Friday, November 11, 2016

Embodiment and Election

I moved to Massachusetts to feel more at home. But part of my heart is from the Midwest. Cornfields stretch to the horizon and time moves differently. Distances are farther but you can get there in a straight line. Between the towns, the clouds look higher.

I learned a lot about humility from people living in the middle of nowhere. But it was also exhausting. It felt uncomfortable, surrounded by so many whose perspective veered into bigotry. I felt implicated in prejudice when other white people said, "I won't Jew you down," and "I think we have enough black people in our neighborhood," and "Glad to meet you, especially since you never know -- your next door neighbor could be a terrorist."

I'm moving through stages of grief about this election. Today I am depressed and wondering if it's a good thing to live so comfortably. I moved to a "more enlightened" community -- but now I see the full depth of our ignorance. I've sought willful ignorance of what it's like to live in the rest of my own country.

Hate raged through this election, and rages on through communities, battering LGBT people, ripping headscarves off of women, scrawling swastikas on bathroom stalls. Hate is unruly and powerful, but those who commit acts of hate are in the far minority. Hate is a just a distillation -- the purest form of our lowest daily instincts: fear, self-protection, the hunger for power.

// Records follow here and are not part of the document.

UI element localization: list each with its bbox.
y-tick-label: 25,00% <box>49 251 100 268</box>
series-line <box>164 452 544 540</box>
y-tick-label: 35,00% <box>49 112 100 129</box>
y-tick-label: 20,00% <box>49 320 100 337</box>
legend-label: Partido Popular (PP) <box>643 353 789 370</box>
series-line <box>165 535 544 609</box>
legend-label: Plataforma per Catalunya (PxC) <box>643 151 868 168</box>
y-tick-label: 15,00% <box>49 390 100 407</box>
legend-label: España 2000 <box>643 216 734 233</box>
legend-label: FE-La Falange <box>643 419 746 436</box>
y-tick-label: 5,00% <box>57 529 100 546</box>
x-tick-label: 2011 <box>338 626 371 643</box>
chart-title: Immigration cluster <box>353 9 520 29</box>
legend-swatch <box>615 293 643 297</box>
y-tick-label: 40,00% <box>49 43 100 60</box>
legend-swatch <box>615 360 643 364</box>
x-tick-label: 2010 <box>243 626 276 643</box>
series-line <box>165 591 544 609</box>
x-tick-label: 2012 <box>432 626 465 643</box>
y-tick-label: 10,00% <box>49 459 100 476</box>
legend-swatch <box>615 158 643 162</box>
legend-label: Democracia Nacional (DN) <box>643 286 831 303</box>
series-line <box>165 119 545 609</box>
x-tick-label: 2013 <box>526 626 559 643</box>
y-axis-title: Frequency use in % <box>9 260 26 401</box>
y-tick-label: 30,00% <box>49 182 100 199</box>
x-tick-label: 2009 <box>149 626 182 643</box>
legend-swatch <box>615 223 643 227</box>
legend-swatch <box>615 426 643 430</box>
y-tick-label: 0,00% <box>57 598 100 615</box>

Hate's favorite target is the bodies of women. There were so many women's bodies in this election. Melania Trump's naked body, spread across a fur coat. Bleeding bodies, tampons for Trump, the carnage of lost abortion access in Western and Southern states. Battered women's bodies, fat women's bodies, the bodies of grandmothers groaning with pain as they walked a mile to vote for a woman President. Hillary Clinton's body, and what she wore on it. Her clothes, her health, her smile, her brave shimmy. Our knowledge that her body had borne a child, and her daughter's body brought her two grandchildren. So many bodies. Not enough votes.

Listening to women of color in my neighborhood and online, the outcome of this election was no surprise. This is how the world is - it's just how it is. They're pissed at us white women, and I don't blame them. We've all given up on the white men, they're just not on our side. Sure, some of them stood with us, but far more of them did not. They voted for Trump or third party, and then told us what it is that we just don't understand. It was for our own good.

But I don't blame the election on men. Blame is a search for absolution -- and we're all part of this sin. This country is racist. Our culture hates women. Poverty and hard work coexist, and unfairness and pain can be soothed by a good scapegoat. Our country wages wars and murders children with drones. War comes home to our country through terrorism, and we hand it a gun. It's every man for himself, and we bask in denial as our planet grows hot. Crocuses bloomed this November. Even our flowers are confused and burn themselves out.

Here's what I know about mothers. We know how to clean up. We will solve the crisis and patch up the wounds. We're not afraid of blood. We're not afraid of tears.

Everybody, stop speaking! Listen to the mothers.

Mothers: what is your pain? What are you afraid of? What fear brought you to a man who promises to separate mothers from their children? What terror persuades you that another woman's body should not be her own? What hurts in your marriage, that you think the love of two men or two women could possibly threaten it? What do you need? What can be done?

Never mind about the men. Let them do their thing. But if mama's not happy, nobody's happy. What world would we live in if mothers knew only hope?